The vulnerability lies in PharStreamWrapper, an open source PHP component developed by TYPO3. The vulnerability, tracked as CVE-2019-1183, exists due to a path traversal error that allows hackers to replace a legitimate phar file with a malicious one in a website. These files are used to distribute a complete PHP application or library in a single file.
The Drupal team launched a security alert in recent days, stating that the vulnerability, rated as serious, affects the CMS in a moderately critical manner, although web application security testing specialists do not consider it to be close to the severity of the remote execution vulnerability known as “Drupalgeddon”. However, experts ask administrators not to ignore updates.
“We have tried to contact Drupal to reconsider the assessment they have made of vulnerability; instead of saying that this is a ‘moderately critical’ flaw, the company should consider it a high-severity flaw”, say web application security testing specialists.
“In Drupal sites with default configurations (no plugins) a user with ‘theme manager’ rights is required, which is a high privilege.

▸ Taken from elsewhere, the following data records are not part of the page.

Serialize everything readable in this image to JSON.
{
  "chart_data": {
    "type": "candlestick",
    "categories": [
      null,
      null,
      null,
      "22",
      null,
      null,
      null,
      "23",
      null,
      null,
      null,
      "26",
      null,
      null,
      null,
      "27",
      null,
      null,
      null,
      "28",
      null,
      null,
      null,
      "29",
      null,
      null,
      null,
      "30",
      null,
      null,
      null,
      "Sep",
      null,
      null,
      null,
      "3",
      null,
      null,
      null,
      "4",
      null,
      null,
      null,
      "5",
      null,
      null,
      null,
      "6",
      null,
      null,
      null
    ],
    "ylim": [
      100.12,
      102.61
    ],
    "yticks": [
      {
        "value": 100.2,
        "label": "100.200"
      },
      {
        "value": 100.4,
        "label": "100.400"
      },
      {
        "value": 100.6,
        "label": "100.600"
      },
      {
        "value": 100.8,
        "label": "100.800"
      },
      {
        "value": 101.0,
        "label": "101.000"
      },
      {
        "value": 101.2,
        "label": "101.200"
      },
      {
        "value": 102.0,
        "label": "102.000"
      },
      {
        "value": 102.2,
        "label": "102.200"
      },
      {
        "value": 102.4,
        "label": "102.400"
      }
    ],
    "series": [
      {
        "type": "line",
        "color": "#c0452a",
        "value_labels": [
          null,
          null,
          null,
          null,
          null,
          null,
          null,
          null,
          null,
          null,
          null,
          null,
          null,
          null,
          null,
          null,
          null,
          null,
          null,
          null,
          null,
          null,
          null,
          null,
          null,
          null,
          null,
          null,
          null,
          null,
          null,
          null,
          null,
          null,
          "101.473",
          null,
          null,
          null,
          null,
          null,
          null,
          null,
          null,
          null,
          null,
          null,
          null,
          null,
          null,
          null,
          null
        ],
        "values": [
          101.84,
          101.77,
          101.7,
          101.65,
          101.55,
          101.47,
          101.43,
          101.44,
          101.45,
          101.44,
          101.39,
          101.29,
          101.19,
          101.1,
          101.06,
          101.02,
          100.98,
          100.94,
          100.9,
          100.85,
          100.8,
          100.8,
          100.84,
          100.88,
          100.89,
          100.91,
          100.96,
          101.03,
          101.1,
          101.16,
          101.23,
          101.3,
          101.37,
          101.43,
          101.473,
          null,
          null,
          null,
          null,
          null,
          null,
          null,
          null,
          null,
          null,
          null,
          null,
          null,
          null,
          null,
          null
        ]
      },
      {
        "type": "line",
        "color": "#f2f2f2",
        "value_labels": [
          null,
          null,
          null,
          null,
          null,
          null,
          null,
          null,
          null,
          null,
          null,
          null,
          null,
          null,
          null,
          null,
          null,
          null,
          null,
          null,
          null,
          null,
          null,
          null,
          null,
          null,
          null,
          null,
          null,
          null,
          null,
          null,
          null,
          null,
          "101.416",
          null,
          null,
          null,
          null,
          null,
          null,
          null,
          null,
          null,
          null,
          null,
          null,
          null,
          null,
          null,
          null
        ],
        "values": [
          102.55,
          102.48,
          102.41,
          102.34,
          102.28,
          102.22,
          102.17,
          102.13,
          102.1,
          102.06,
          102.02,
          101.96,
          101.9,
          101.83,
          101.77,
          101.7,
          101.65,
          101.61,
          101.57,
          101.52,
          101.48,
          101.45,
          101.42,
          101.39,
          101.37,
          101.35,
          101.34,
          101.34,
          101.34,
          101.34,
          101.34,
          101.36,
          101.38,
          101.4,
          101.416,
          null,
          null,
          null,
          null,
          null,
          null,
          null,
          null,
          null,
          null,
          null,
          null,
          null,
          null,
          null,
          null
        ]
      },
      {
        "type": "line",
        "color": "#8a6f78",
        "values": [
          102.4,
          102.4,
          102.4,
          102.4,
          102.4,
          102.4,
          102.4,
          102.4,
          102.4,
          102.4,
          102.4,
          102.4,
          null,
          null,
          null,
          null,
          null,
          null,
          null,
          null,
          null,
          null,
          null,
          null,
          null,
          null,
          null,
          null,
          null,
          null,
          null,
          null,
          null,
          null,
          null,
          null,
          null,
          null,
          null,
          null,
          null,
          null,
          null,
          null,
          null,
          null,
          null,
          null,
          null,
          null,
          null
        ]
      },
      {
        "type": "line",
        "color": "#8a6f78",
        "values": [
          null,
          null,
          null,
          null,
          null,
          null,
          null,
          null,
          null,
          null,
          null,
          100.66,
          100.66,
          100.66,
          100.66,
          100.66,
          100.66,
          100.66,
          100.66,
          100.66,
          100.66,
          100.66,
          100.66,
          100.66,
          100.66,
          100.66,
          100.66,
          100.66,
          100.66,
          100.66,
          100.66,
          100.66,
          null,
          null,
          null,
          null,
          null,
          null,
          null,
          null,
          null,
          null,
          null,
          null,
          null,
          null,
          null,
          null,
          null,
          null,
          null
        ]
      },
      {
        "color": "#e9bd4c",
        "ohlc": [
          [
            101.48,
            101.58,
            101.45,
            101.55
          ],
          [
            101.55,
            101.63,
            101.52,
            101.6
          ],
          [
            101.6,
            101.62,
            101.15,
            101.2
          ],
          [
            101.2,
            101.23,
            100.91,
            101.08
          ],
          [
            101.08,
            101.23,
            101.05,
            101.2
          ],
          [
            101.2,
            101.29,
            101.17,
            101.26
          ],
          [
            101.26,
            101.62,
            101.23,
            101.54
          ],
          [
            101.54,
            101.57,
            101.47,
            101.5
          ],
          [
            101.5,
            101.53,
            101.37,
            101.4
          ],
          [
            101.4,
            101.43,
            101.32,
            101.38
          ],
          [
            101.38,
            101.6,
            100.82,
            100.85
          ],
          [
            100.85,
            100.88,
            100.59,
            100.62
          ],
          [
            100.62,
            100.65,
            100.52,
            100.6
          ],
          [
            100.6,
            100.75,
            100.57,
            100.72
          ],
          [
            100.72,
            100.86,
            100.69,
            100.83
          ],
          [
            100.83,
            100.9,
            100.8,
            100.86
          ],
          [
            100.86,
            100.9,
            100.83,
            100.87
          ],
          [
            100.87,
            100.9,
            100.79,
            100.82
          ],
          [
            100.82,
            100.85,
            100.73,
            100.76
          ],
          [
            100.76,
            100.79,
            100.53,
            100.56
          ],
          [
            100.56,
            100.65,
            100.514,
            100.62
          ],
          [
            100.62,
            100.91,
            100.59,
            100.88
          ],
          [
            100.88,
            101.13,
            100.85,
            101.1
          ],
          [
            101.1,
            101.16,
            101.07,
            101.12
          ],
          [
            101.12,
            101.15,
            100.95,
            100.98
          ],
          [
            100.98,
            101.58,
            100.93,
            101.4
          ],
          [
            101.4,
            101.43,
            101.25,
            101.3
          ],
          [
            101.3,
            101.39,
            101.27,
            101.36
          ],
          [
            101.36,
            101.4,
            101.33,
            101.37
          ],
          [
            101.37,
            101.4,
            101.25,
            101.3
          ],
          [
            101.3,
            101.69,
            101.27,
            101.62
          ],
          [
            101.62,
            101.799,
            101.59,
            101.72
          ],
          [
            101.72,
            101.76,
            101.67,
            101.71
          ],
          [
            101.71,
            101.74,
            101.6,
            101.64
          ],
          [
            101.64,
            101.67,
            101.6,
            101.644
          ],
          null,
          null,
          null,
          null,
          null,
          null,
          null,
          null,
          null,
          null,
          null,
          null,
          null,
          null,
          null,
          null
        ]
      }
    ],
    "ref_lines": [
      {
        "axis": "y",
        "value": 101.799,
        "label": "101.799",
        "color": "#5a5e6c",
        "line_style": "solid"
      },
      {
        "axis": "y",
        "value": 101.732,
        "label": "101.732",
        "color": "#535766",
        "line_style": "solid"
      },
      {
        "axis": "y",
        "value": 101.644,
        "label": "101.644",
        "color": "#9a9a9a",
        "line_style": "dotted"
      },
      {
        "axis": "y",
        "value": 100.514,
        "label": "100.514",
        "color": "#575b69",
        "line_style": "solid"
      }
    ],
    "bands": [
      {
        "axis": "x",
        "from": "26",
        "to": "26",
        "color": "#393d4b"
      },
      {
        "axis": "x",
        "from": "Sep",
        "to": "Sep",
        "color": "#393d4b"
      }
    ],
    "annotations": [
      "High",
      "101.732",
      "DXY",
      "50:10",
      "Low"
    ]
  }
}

In other words, an attacker requires privileges like employees by graphic designers working on a website”.
According to the specialists from the International Institute of Cyber Security (IICS), once hackers get these privileges it is very easy to exploit the vulnerability and achieve remote code execution.
Regarding the vulnerability, Joomla developers launched a statement in which they rated it as a ‘low risk’ flaw. On the other hand, the developers of TYPO3 have not spoken about it.
According to the reports, Drupal version 8.7 must be upgraded to 8.7.1, versions 8.6 and above must be upgraded to 8.6.16, while version 7 will be updated to 7.67.